The second reason is performance: FATCATs hardware design demands that button inputs are registered by means of polling. For the UI to remain responsive during playback, polling must periodically interrupt the program loop that generates the playback audio stream. A higher number of possible input actions makes these interruptions longer, which in turn increases the risk of audible distortions. Although it's unlikely that polling of a few more input actions would result in any substantial difference in that respect, I still find it prudent to keep polling duration at a minimum as part of an effort to minimize CPU workload in time-crucial parts of the main loop.

Side note: I implemented the feature for individual muting of tracks by dedicating a special patchbay connection to it, which modifies the behavior of the E action.

Triggering of input actions

In general, Left and Right are used for cycling through values, while Enter is used either for selecting the current value (using E) or to activate an alternate function (using EH). 

For that reason—although the input actions are the same for all buttons—they way they are triggered works differently for Left and Right as opposed to Enter: 

• The L / R action will trigger immediately after the corresponding button is pressed.
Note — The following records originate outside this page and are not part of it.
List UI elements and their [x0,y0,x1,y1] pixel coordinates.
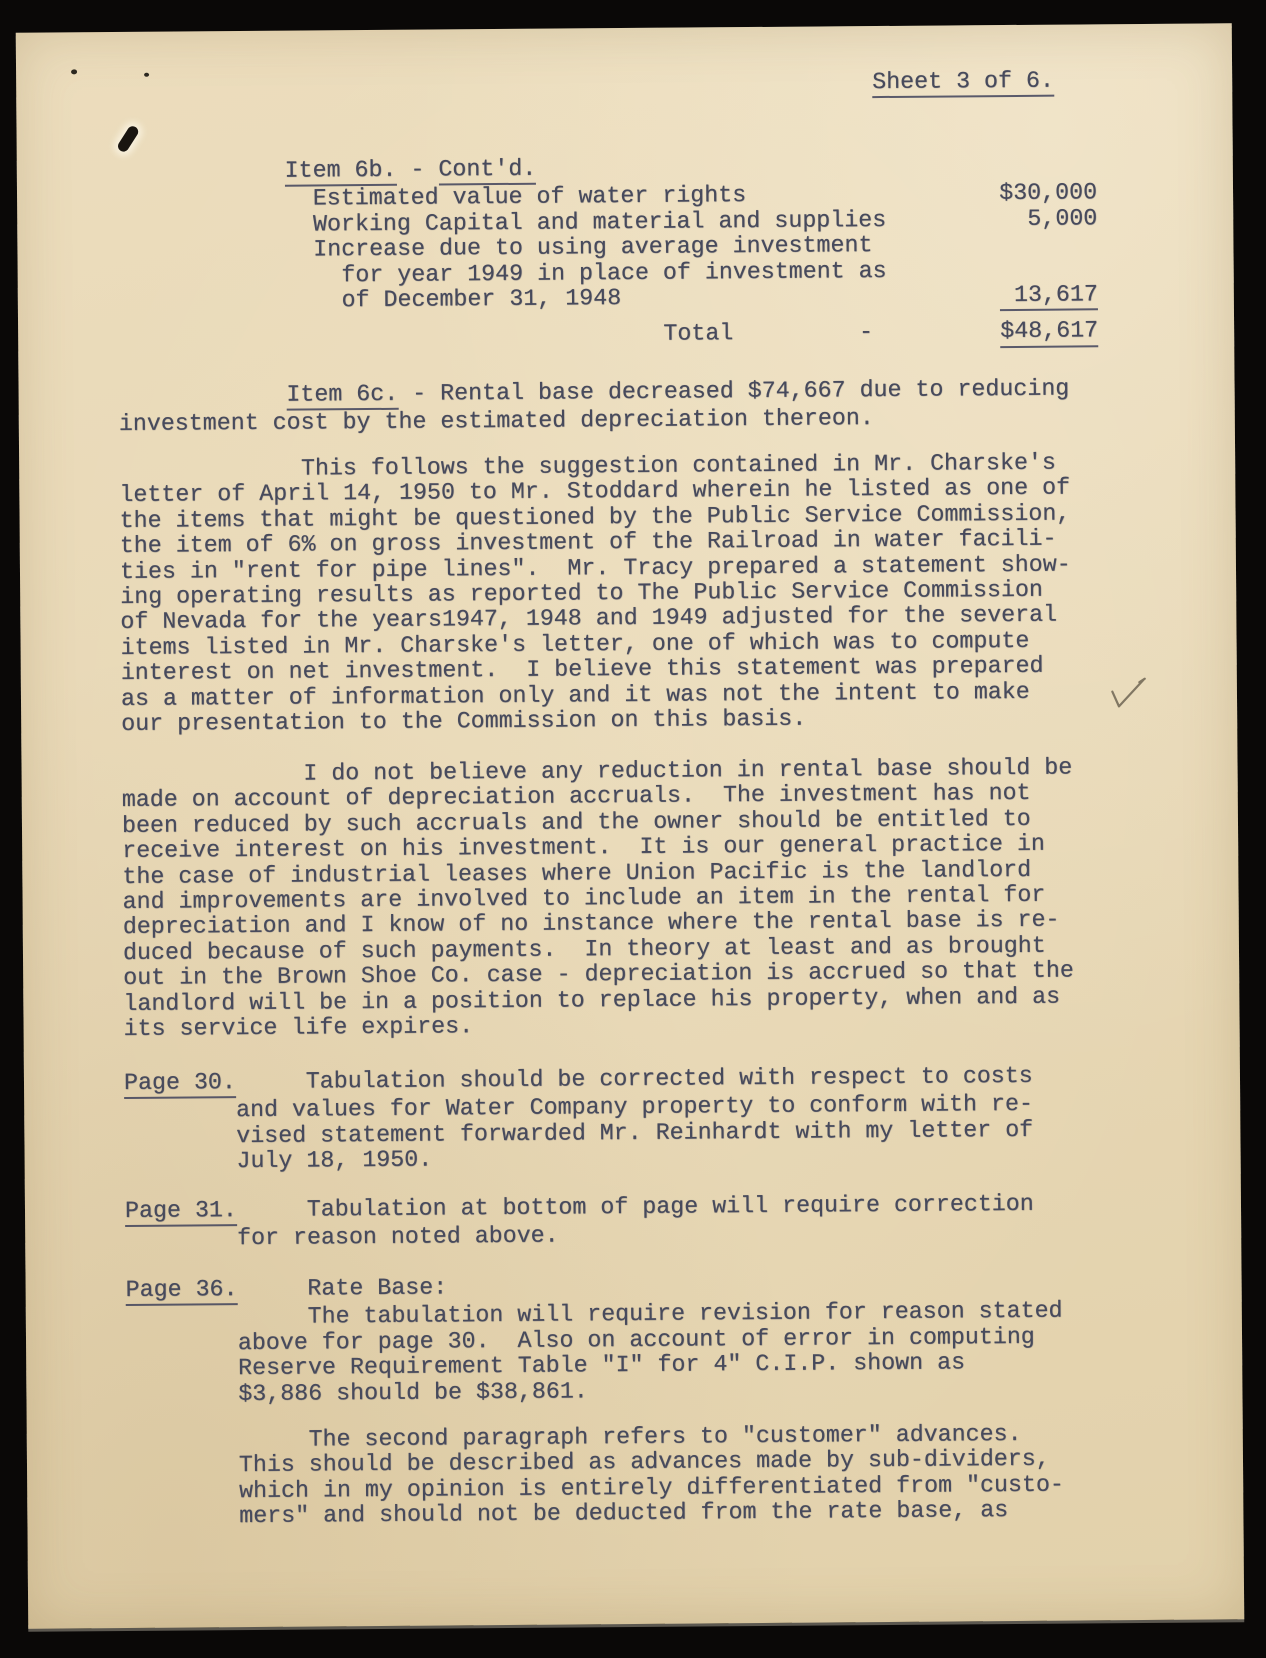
ledger-total-row: Total - $48,617 [118,319,1098,355]
scanned-document: Sheet 3 of 6. Item 6b. - Cont'd. Estimat… [0,0,1266,1658]
item-6c-second-line: investment cost by the estimated depreci… [119,405,1099,438]
item-6b-heading-separator: - [396,157,438,186]
page-31-text: Tabulation at bottom of page will requir… [307,1192,1034,1226]
paper-speck [144,73,149,77]
ledger-row-label: of December 31, 1948 [118,286,621,318]
page-36-body: The tabulation will require revision for… [126,1299,1107,1408]
item-6b-heading-item: Item 6b. [284,158,396,187]
paragraph-charske-letter: This follows the suggestion contained in… [119,450,1101,737]
item-6c-section: Item 6c. - Rental base decreased $74,667… [119,376,1099,438]
page-30-label: Page 30. [124,1070,236,1099]
page-30-note: Page 30. Tabulation should be corrected … [124,1063,1105,1175]
item-6c-label: Item 6c. [286,382,398,411]
page-36-label: Page 36. [126,1277,238,1306]
ledger-row-amount: 5,000 [999,206,1097,232]
page-30-continuation: and values for Water Company property to… [124,1092,1105,1176]
total-dash: - [859,321,873,350]
item-6b-section: Item 6b. - Cont'd. Estimated value of wa… [117,152,1099,355]
punch-hole-mark [116,124,140,154]
page-31-note: Page 31. Tabulation at bottom of page wi… [125,1191,1105,1253]
total-amount: $48,617 [1000,319,1098,348]
sheet-number-label: Sheet 3 of 6. [872,69,1054,96]
item-6c-first-line-text: - Rental base decreased $74,667 due to r… [398,377,1069,411]
typewritten-page: Sheet 3 of 6. Item 6b. - Cont'd. Estimat… [16,23,1244,1629]
page-31-label: Page 31. [125,1198,237,1227]
total-label: Total [118,322,733,355]
ledger-row-amount-underlined: 13,617 [1000,282,1098,311]
sheet-number-text: Sheet 3 of 6. [872,68,1054,98]
item-6b-heading-contd: Cont'd. [438,157,536,186]
ledger-row-amount: $30,000 [999,181,1097,207]
page-36-note: Page 36. Rate Base: The tabulation will … [126,1270,1107,1408]
paper-speck [71,69,77,74]
page-36-heading: Rate Base: [307,1275,447,1305]
paragraph-rental-base: I do not believe any reduction in rental… [121,755,1103,1042]
pencil-checkmark-icon [1103,672,1151,720]
page-31-continuation: for reason noted above. [125,1220,1105,1253]
paragraph-customer-advances: The second paragraph refers to "customer… [127,1420,1220,1530]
After a short delay the LH / RH action will trigger repeatedly for as long as the button is held. 
• The E action will only trigger once Enter is released. If the button is held for a certain time, EH will trigger instead of E. Holding the button after that point will not trigger any more actions.

Since the system response to E is generally of a different nature than EH, only one of them can be allowed to trigger on any press of Enter. For that reason the system must await Enter release before interpreting the action.

L / R will generally result in the same system response as LH / RH. While editing a song for example, R will advance you to the next step of the song, while RH will auto-scroll forward through the song. Because of this, it doesn't make sense to wait until Right is released before registering the R action; That would only make the UI unnecessarily unresponsive. 

There's one exception to that rule though: In PLAY mode, L / R is used for changing patterns, while LH / RH is used for changing the song tempo. The systems way of handling that is to first switch pattern when L / R triggers; Then if the button is held long enough to trigger LH / RH, the pattern switches back and the tempo starts changing instead. That's an ugly solution, but I use it nevertheless since I put a higher value on UI responsiveness.